Artigo publicado n’O Popular em 02.08.2022.
De todas as expressões sedimentadas em nosso desgraçamento antirrepublicano, “cidadão de bem” é uma das piores. Quando ainda possuía perfis nas redes sociais, eu procurava bloquear todo e qualquer novo seguidor que, em sua minibio, declarasse ser um “cidadão de bem”. Em geral, a expressão vem acompanhada de símbolos variados, como a bandeira nacional, imagens religiosas e arminhas. No inexorável processo de milicianização do Brasil, as ideias de “cidadão” e de “bem” foram as primeiras que corromperam.
Vivemos em uma espiral de corrupções. Tempos atrás, um “cidadão de bem” invadiu uma festa e matou o aniversariante por se sentir ofendido com a decoração ambiente, dedicada a Lula e ao PT. Pessoalmente, acho ridícula e não raro doentia qualquer tipo de adoração a figuras políticas. Mas ninguém merece ser abatido a tiros por ser ridículo.
Animada por anos de discursos extremistas, mentiras, apologias da violência e legislação irresponsável, uma parcela da população anda armada por aí, pronta para matar, morrer e/ou ceder — inadvertidamente ou não — as armas para o crime organizado. No entanto, a maior parte dos brasileiros quer distância de pistolas e pistoleiros.
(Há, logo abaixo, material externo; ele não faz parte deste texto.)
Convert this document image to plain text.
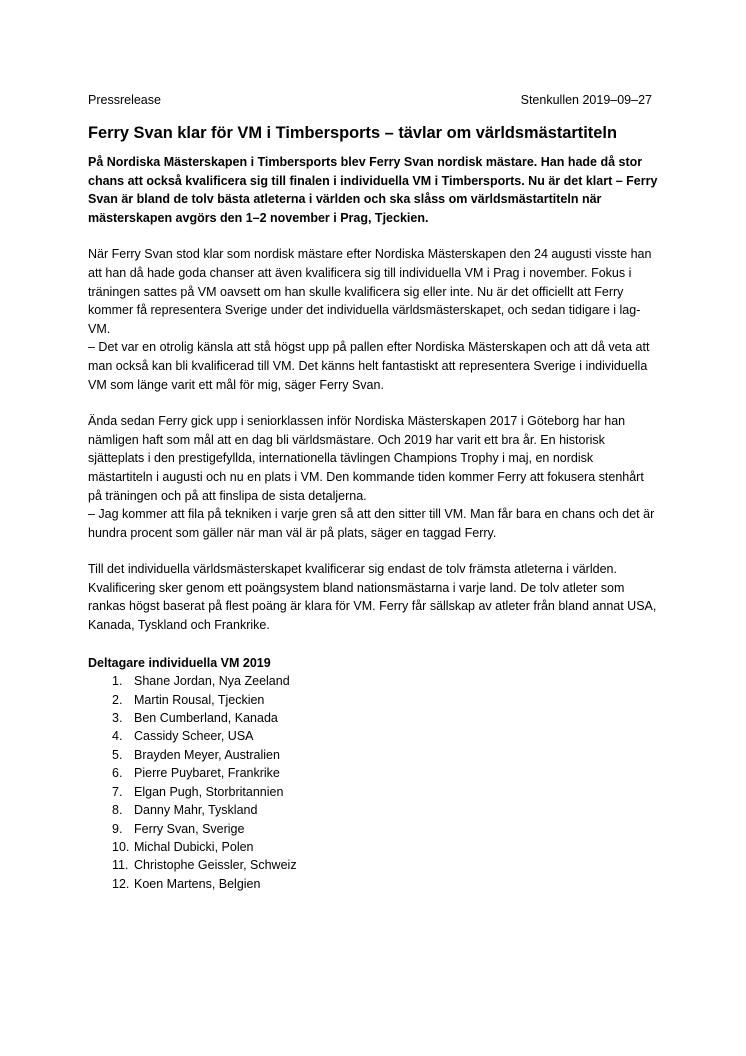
Pressrelease	Stenkullen 2019–09–27
Ferry Svan klar för VM i Timbersports – tävlar om världsmästartiteln
På Nordiska Mästerskapen i Timbersports blev Ferry Svan nordisk mästare. Han hade då stor chans att också kvalificera sig till finalen i individuella VM i Timbersports. Nu är det klart – Ferry Svan är bland de tolv bästa atleterna i världen och ska slåss om världsmästartiteln när mästerskapen avgörs den 1–2 november i Prag, Tjeckien.

När Ferry Svan stod klar som nordisk mästare efter Nordiska Mästerskapen den 24 augusti visste han att han då hade goda chanser att även kvalificera sig till individuella VM i Prag i november. Fokus i träningen sattes på VM oavsett om han skulle kvalificera sig eller inte. Nu är det officiellt att Ferry kommer få representera Sverige under det individuella världsmästerskapet, och sedan tidigare i lag-VM.

– Det var en otrolig känsla att stå högst upp på pallen efter Nordiska Mästerskapen och att då veta att man också kan bli kvalificerad till VM. Det känns helt fantastiskt att representera Sverige i individuella VM som länge varit ett mål för mig, säger Ferry Svan.

Ända sedan Ferry gick upp i seniorklassen inför Nordiska Mästerskapen 2017 i Göteborg har han nämligen haft som mål att en dag bli världsmästare. Och 2019 har varit ett bra år. En historisk sjätteplats i den prestigefyllda, internationella tävlingen Champions Trophy i maj, en nordisk mästartiteln i augusti och nu en plats i VM. Den kommande tiden kommer Ferry att fokusera stenhårt på träningen och på att finslipa de sista detaljerna.

– Jag kommer att fila på tekniken i varje gren så att den sitter till VM. Man får bara en chans och det är hundra procent som gäller när man väl är på plats, säger en taggad Ferry.

Till det individuella världsmästerskapet kvalificerar sig endast de tolv främsta atleterna i världen. Kvalificering sker genom ett poängsystem bland nationsmästarna i varje land. De tolv atleter som rankas högst baserat på flest poäng är klara för VM. Ferry får sällskap av atleter från bland annat USA, Kanada, Tyskland och Frankrike.

Deltagare individuella VM 2019
1. Shane Jordan, Nya Zeeland
2. Martin Rousal, Tjeckien
3. Ben Cumberland, Kanada
4. Cassidy Scheer, USA
5. Brayden Meyer, Australien
6. Pierre Puybaret, Frankrike
7. Elgan Pugh, Storbritannien
8. Danny Mahr, Tyskland
9. Ferry Svan, Sverige
10. Michal Dubicki, Polen
11. Christophe Geissler, Schweiz
12. Koen Martens, Belgien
Somos 69%, segundo pesquisa recente do Datafolha.
A conflagração está na ordem do dia. Em vez de uma corrida eleitoral, teremos uma confrontação marcada por atos violentos, ameaças e tentativas de golpe, tudo embalado por um messianismo constrangedor. É verdade que, à esquerda, os lulistas têm a sua cota de fanatismo, mas quaisquer equiparações com a insanidade bolsonarista seriam impróprias ou mesmo absurdas. Nos governos do PT, a corrupção era material e sustentada por quase todo o sistema político. No governo Bolsonaro, além de material e sustentada por quase todo o sistema político, a corrupção também é anímica. Eis um outro nível (subterrâneo) de perversão nacional, mais generalizado e profundo.
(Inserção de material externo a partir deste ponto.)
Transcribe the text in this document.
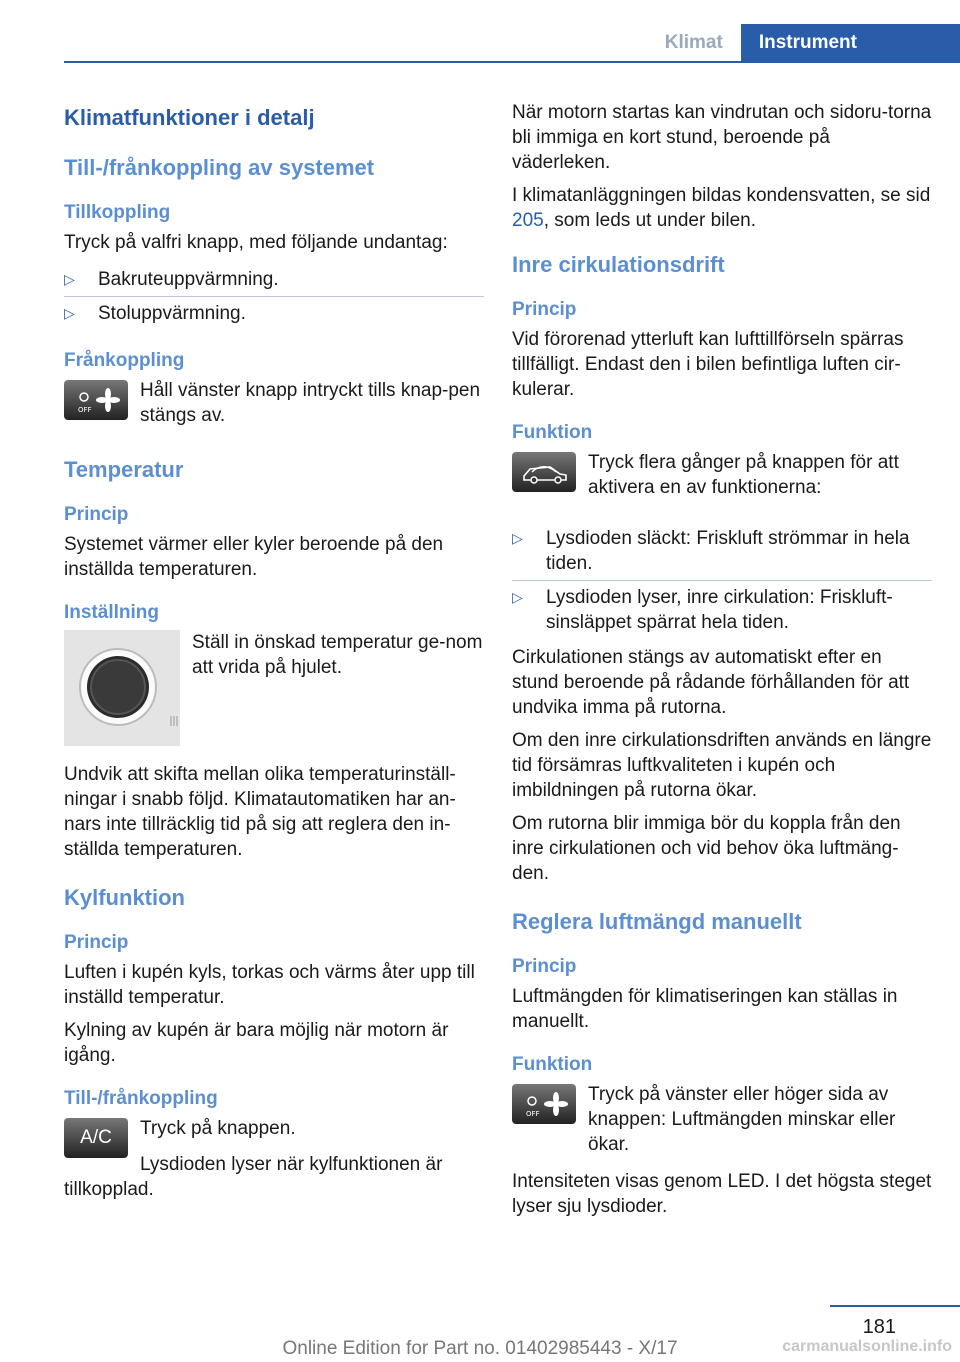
Klimat	Instrument
Klimatfunktioner i detalj
Till-/frånkoppling av systemet
Tillkoppling

Tryck på valfri knapp, med följande undantag:

▷	Bakruteuppvärmning.
▷	Stoluppvärmning.
Frånkoppling
OFF

Håll vänster knapp intryckt tills knap-pen stängs av.

Temperatur
Princip

Systemet värmer eller kyler beroende på den inställda temperaturen.

Inställning

Ställ in önskad temperatur ge-nom att vrida på hjulet.

Undvik att skifta mellan olika temperaturinställ-ningar i snabb följd. Klimatautomatiken har an-nars inte tillräcklig tid på sig att reglera den in-ställda temperaturen.

Kylfunktion
Princip

Luften i kupén kyls, torkas och värms åter upp till inställd temperatur.

Kylning av kupén är bara möjlig när motorn är igång.

Till-/frånkoppling
A/C Tryck på knappen.

Lysdioden lyser när kylfunktionen är tillkopplad.

När motorn startas kan vindrutan och sidoru-torna bli immiga en kort stund, beroende på väderleken.

I klimatanläggningen bildas kondensvatten, se sid 205, som leds ut under bilen.

Inre cirkulationsdrift
Princip

Vid förorenad ytterluft kan lufttillförseln spärras tillfälligt. Endast den i bilen befintliga luften cir-kulerar.

Funktion

Tryck flera gånger på knappen för att aktivera en av funktionerna:

▷	Lysdioden släckt: Friskluft strömmar in hela tiden.
▷	Lysdioden lyser, inre cirkulation: Friskluft-sinsläppet spärrat hela tiden.

Cirkulationen stängs av automatiskt efter en stund beroende på rådande förhållanden för att undvika imma på rutorna.

Om den inre cirkulationsdriften används en längre tid försämras luftkvaliteten i kupén och imbildningen på rutorna ökar.

Om rutorna blir immiga bör du koppla från den inre cirkulationen och vid behov öka luftmäng-den.

Reglera luftmängd manuellt
Princip

Luftmängden för klimatiseringen kan ställas in manuellt.

Funktion
OFF

Tryck på vänster eller höger sida av knappen: Luftmängden minskar eller ökar.

Intensiteten visas genom LED. I det högsta steget lyser sju lysdioder.

181
Online Edition for Part no. 01402985443 - X/17	carmanualsonline.info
Em 2006, a pior “violência” que sofri por declarar meu voto em Alckmin foi ser chamado de “fascista” por esquerdistas partidários do que o jornalista Jerônimo Teixeira definiu como “stalinismo odara”. Em 2022, declarar que nunca votei e jamais votaria em Bolsonaro pode me render um tiro na cara.
Para concluir, penso em Atenas. Sócrates circulava por lá com a intenção de ser a “parteira” da verdade inerente à opinião (fundamentada) de cada um, o que, para ele, seria imprescindível para a reconstituição de uma comunidade. Tal postura era uma forma de distanciar os cidadãos da animosidade que grassava entre eles, uma das razões pelas quais a cidade decaíra tanto desde a morte de Péricles. Recorrendo a Aristóteles, temos um espírito de comunidade desde que os cidadãos, por mais diferentes que sejam entre si, consigam se igualar politicamente por meio da amizade. É o oposto de matar todos que pareçam dissonantes, com vistas a promover uma “uniformidade” impossível. O que acontece entre amigos é que um procura compreender a verdade do outro, isto é, enxergar o mundo pelos olhos alheios. Tal esforço compreensivo não tinha lugar naquela Atenas decadente (não por acaso, Sócrates foi condenado à morte), e por certo não tem lugar nesse Brasil arruinado. Péricles morreu há muito tempo.